Wednesday, April 04, 2007 2:24:29 PM

Post# of 326350
This is important information from the recently filed 10K for the period ending 12/31/2006.

(-PAGE 57-)

NeoMedia’s reliance on Cornell Capital Partners as its primary financing source has certain ramifications that could affect future liquidity and business operations. For example, pursuant to the terms of the convertible debenture agreements between NeoMedia and Cornell signed in connection with the convertible debenture sales, without Cornell’s consent NeoMedia cannot

(i) issue or sell any shares of Common Stock or preferred stock without consideration or for consideration per share less than the closing bid price immediately prior to its issuance,

(ii) issue or sell any preferred stock, warrant, option, right, contract, call, or other security or instrument granting the holder thereof the right to acquire common stock for consideration per share less than the closing bid price immediately prior to its issuance,

(iii) enter into any security instrument granting the holder a security interest in any of its assets of, or

(iv) file any registration statements on Form S-8.

In addition, pursuant to security agreements between NeoMedia and Cornell signed in connection with the convertible debentures, Cornell has a security interest in all of NeoMedia’s assets. Such covenants could severely harm NeoMedia’s ability to raise additional funds from sources other than Cornell, and would likely result in a higher cost of capital in the event funding were secured.

Additionally, pursuant to the terms of the investment agreement between NeoMedia and Cornell signed in connection with the Series C convertible preferred stock sale, NeoMedia cannot (i) enter into any debt arrangements in which it is the borrower, (ii) grant any security interest in any of its assets, or (iii) grant any security below market price.

NeoMedia has incurred both cash and non-cash costs associated with the financing arrangements with Cornell Capital Partners, as follows:

·In connection with the $7.5 million convertible debenture in March 2007, NeoMedia issued 125,000,000 warrants to Cornell with an exercise price of $0.04 per share.
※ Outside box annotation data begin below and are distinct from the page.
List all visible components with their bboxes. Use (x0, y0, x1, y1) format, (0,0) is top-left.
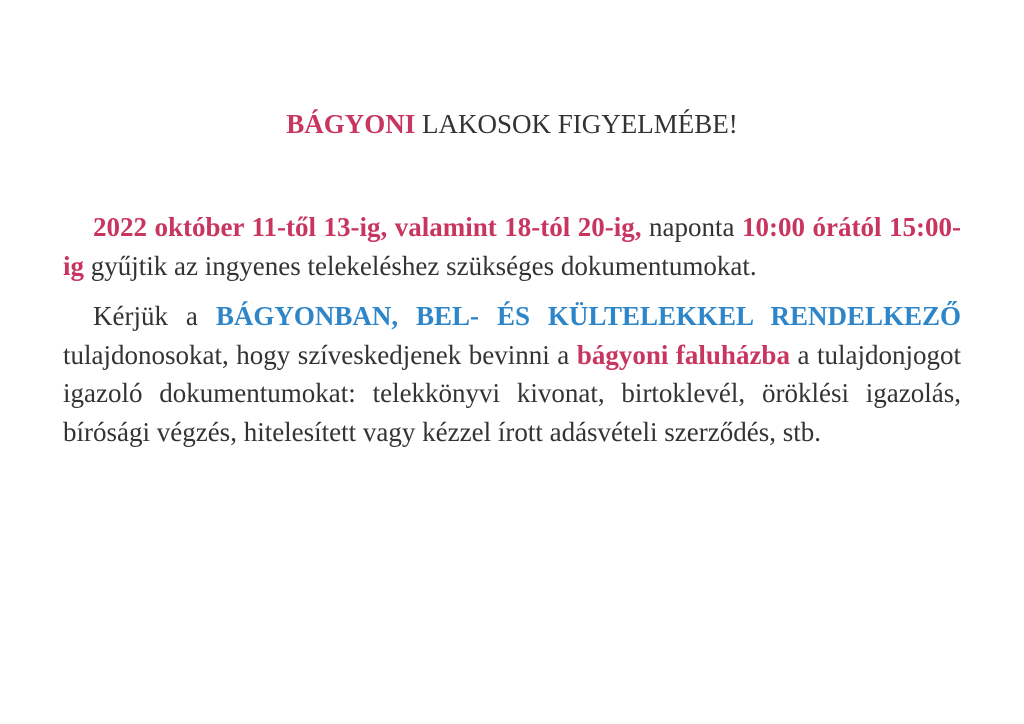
title-highlight: BÁGYONI (286, 109, 416, 139)
required-documents: a tulajdonjogot igazoló dokumentumokat: telekkönyvi kivonat, birtoklevél, öröklési igazolás, bírósági végzés, hitelesített vagy kézzel írott adásvételi szerződés, stb. (63, 339, 962, 447)
notice-body (63, 208, 961, 451)
request-middle: tulajdonosokat, hogy szíveskedjenek bevinni a (63, 339, 570, 370)
collection-hours: 10:00 órától 15:00-ig (63, 212, 962, 281)
collection-place: bágyoni faluházba (576, 339, 790, 370)
collection-dates: 2022 október 11-től 13-ig, valamint 18-tól 20-ig, (93, 212, 642, 242)
title-rest: LAKOSOK FIGYELMÉBE! (422, 109, 738, 139)
page-title (0, 104, 1024, 144)
request-intro: Kérjük a (93, 301, 198, 331)
paragraph-request (63, 297, 961, 451)
collection-purpose: gyűjtik az ingyenes telekeléshez szükséges dokumentumokat. (90, 250, 757, 281)
target-owners: BÁGYONBAN, BEL- ÉS KÜLTELEKKEL RENDELKEZŐ (215, 301, 961, 331)
paragraph-collection-dates (63, 208, 961, 285)
daily-label: naponta (649, 212, 735, 242)
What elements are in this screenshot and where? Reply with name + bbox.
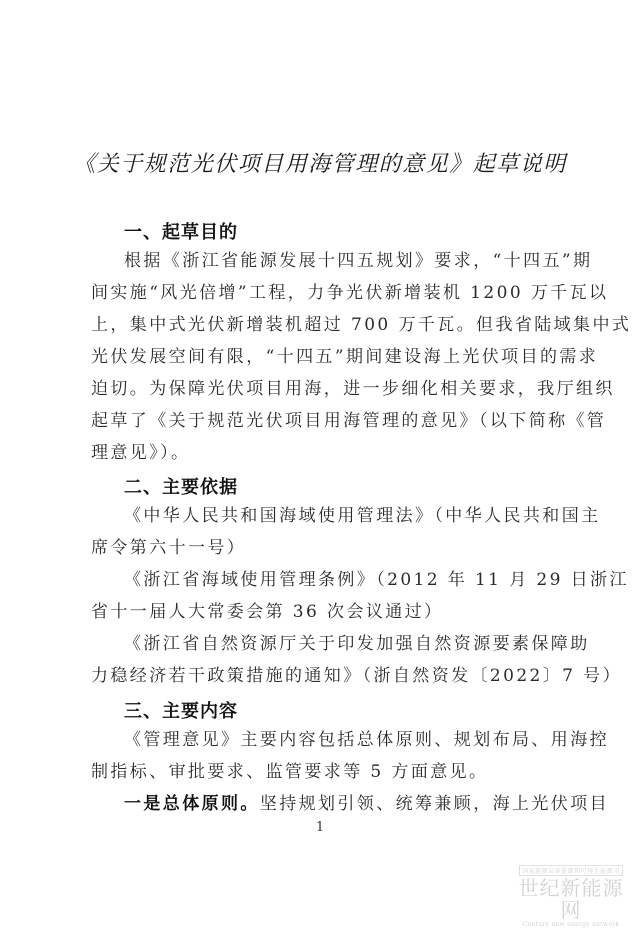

NeoMedia also paid cash fees of $781,000 from the proceeds.

·In connection with the $2.5 million convertible debenture in December 2006, NeoMedia issued 42,000,000 warrants to Cornell with an exercise price of $0.04 per share, and repriced an additional 210,000,000 warrants held by Cornell Capital Partners that had been issued in connection with previous financings. NeoMedia also paid cash fees of $270,000 from the proceeds.

·In connection with the $5 million convertible debenture in August 2006, NeoMedia issued 175,000,000 warrants to Cornell with exercise prices between $0.05 and $0.25 (which were subsequently repriced in December 2006), and repriced 85,000,000 warrants that had been issued in connection with a previous financing (which were subsequently further repriced in December 2006).
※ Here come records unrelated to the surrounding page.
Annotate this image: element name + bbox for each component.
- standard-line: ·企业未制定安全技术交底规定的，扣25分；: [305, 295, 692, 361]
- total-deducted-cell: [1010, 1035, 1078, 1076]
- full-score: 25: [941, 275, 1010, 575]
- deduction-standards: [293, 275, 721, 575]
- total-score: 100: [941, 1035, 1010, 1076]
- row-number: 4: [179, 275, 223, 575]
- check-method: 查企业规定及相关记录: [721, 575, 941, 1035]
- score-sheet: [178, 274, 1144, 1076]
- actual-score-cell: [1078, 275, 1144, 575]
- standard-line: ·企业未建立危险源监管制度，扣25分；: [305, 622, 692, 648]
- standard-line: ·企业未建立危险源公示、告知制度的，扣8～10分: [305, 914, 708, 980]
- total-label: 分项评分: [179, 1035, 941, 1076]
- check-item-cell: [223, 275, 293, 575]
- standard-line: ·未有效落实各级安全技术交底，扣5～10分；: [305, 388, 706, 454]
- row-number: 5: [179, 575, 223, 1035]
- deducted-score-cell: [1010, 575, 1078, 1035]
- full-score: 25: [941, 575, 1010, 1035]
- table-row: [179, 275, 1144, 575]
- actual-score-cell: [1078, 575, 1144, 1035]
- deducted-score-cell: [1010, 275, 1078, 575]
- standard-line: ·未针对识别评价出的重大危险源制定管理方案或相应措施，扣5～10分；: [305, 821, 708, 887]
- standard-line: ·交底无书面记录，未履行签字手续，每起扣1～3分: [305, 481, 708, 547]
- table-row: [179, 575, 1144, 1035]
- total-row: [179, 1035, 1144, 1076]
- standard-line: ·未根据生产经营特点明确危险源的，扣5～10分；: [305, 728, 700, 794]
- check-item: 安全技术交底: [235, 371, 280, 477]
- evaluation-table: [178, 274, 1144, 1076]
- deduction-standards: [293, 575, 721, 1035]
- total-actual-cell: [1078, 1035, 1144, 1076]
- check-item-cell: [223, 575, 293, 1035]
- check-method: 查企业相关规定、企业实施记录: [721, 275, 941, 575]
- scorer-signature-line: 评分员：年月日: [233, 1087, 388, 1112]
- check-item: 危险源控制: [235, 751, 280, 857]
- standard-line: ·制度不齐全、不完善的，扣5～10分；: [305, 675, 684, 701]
·In connection with the $27 million Series C convertible preferred stock sale in February 2006, NeoMedia incurred the following costs: (i) Cornell held back a $2,700,000 cash fee from the proceeds of the sale, (ii) NeoMedia issued 75 million warrants to Cornell with exercise prices between $0.35 and $0.50, which were subsequently repriced, and (iii) NeoMedia issued 2,000,000 warrants with an exercise price of $0.328 to another party for structuring and consulting fees associated with the sale.

·In connection with the 2005 SEDA in March 2005, NeoMedia incurred the following costs: (i) NeoMedia issued 75,000,000 warrants to Cornell with an exercise price of $0.20, 10,000,000 of which were subsequently repriced to $0.04 in connection with the convertible debenture financings in August 2006 and December 2006, and (ii) NeoMedia issued 4,000,000 warrants with an exercise price of $0.227 to another party for structuring and consulting fees associated with the 2005 SEDA. The fair value of these warrants in the amount of $13,256,000 was written off during the year ended December 31, 2006.